Sumber pakan untuk ternak itik di perairan rawa seperti ikan-ikan kecil, siput, gondang (keong mas),  anak kodok, limbah/sisa-sisa usaha ikan, dan berbagai tanaman air dan rumput-rumput rawa cukup tersedia.  Selain itu, beberapa  tanaman  rawa  juga dapat dijadikan campuran pakan yang  sehat dan bergizi untuk  itik seperti sagu (rumbia), dedak, singkong, jagung,  enceng gondok.  Khusus untuk anak itik umur 1 hari  sampai 1 minggu disarankan diberi minuman dengan campuran vitamin atau air gula.   Untuk keperluan dasar diperlukan 3 kg dedak+ 1,5 kg ikan kering + 1 kg bungkil kelapa + ¼ kg beras + 30 ekor gondang untuk 100 ekor itik Alabio per hari.  Pakan tambahan perlu diberikan untuk meningkatkan produksi telur.  Kalau dulu rawa lebak masíh kaya dengan pakan alamnya maka pakan  tambahan tidak diperlukan  karena dicukupi oleh alam.  Hasil penelitian menunjukkan pengayaan ransum dapat meningkatkan produksi telur. Misalnya,  apabila itik hanya diberi pakan jagung saja maka hasil produksi telur hanya mencapai 132 butir/ekor/tahun, kemudian  apabila pakan jagung + bakatul (dedak padi), maka hasil telor meningkat mencapai  156 butir/ekor/tahun,  sedang apabila diberi pakan jagung + bekatul + remis mampu menghasilkan telur lebih tinggi, yaitu 192 butir/ekor/tahun.  Umumnya produksi telur petani ukup  rendah (33,50-55,21%)  karena pakan yang diberikan  partial   (tunggal).

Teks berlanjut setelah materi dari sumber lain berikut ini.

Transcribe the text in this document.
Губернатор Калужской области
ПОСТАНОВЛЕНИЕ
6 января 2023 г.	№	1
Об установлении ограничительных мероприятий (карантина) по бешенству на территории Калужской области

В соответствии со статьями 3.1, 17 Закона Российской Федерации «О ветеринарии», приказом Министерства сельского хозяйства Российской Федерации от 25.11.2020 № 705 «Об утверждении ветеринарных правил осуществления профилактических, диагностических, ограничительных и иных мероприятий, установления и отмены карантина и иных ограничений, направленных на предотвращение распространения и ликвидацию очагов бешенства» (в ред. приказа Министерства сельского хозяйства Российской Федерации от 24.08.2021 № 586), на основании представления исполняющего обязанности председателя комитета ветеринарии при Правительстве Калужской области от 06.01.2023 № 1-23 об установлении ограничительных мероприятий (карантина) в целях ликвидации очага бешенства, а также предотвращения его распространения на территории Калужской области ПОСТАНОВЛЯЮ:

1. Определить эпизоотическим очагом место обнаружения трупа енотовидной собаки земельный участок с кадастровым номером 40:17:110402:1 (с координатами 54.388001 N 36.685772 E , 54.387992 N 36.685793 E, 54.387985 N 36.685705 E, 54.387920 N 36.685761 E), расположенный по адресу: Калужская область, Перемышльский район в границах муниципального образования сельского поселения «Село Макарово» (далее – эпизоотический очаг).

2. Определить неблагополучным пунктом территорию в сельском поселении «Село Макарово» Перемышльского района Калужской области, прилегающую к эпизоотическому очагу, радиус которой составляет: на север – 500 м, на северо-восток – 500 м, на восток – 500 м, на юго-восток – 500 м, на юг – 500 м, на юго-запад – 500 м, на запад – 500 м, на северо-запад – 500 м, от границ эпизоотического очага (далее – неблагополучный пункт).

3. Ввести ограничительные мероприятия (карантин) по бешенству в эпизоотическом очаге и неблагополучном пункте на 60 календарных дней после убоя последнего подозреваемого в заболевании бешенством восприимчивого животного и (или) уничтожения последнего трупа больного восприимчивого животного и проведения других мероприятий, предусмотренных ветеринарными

Pengembangan komoditas  potensial lahan rawa ini selain dengan perbaikan perawatan dan pakan juga perlu dalam hal pengembangan cara  reproduksi (pengembangbiakan) misal dengan inseminasi buatan yang masih belum banyak dilakukan. Menurut Warsito dan Rohaeni (1994) pembuahan buatan dengan inseminasi ini sangat berguna antara lain untuk (1) melakukan penelitian pemuliaan/genetis, (2) peningkatan daya tunas (fertilitas), (3)  kepastian asal-usul pejantan mudah dapat diketahui, (4) tidak perlu banyak pejantan, dan (5) hemat ruang.   

Perubahan akibat reklamasi dan pengatusan (drainage) memberikan kesan semakin menyempitnya lahan rawa lebak dan baru sekitar 730 ribu hektar yang telah direklamasi dan dimanfaatkan umumnya untuk pertanian, sisanya masih berupa lahan hutan atau rawa monoton (Balittra, 2001).  

Keunggulan jenis itik Alabio di lahan rawa lebak ini mempunyai produksi telor sampai 250 butir per tahun (Voudal, 1987 dalam MacKinnon et al., 2000).  Sentra penangkaran dan pemeliharaan itik Alabio di Kabupaten Hulu Sungai Utara ini  meliputi 13 kecamatan dengan jumlah populasi sekitar 870.000 ekor, sementara di Sumatra Selatan jumlah populasi itik yang berkembang di lahan rawa lebak  baru sekitar 200.000 ekor. 

Menurut peneliti  lahan rawa – Ir. Yanti Rina, M.S. dan Enny Siti Rohaeni, SP, MS - kandidat Doktor IPB,   usaha itik Alabio di lahan rawa lebak cukup menguntungkan dan lebih menguntungkan apabila dipadukan dengan pemeliharaan ikan. Itik dipelihara dengan kandang di atas kolam ikan  (mina itik).  Hasil penelitian di lahan rawa lebak, Desa Bitin, Kecamatan Danau Panggang, Hulu Sungai Utara, Kalimantan Selatan dengan luas kolam 1.800 meter2, penebaran benih ikan 200 kg dengan lama pemeliharaan setahun menunjukkan  hasil ikan 350 kg (tanpa itik) dan 800 kg (ikan + itik). Hasil itik sebanyak 48 ekor dengan hasil telur seluruhnya mencapai 9.600 butir.

Dengan sistem mina itik (ikan dan itik) dicapai hasil dan keuntungan sebanyak 5 kali lipat dibandingkan hanya usaha ikan saja.

Mengingat potensi rawa lebak  yang sangat luas mencapai 13,27 juta hektar, dengan rincian; Papua mencapai 6,30 juta hektar, Kalimantan sebesar 3,58 juta hektar, Sumatra 2,77  juta hektar, dan Sulawesi 0,61 juta hektar. Dari seluas 13-14 juta hektar rawa lebak, paling tidak sekitar  9 juta hektar (6,08 juta hektar berupa rawa lebak tengahan dan 3,04 juta hektar berupa lebak dalam) yang belum banyak dimanfaatkan dapat dikembangkan sebagai lahan untuk pengembangan itik Alabio ini.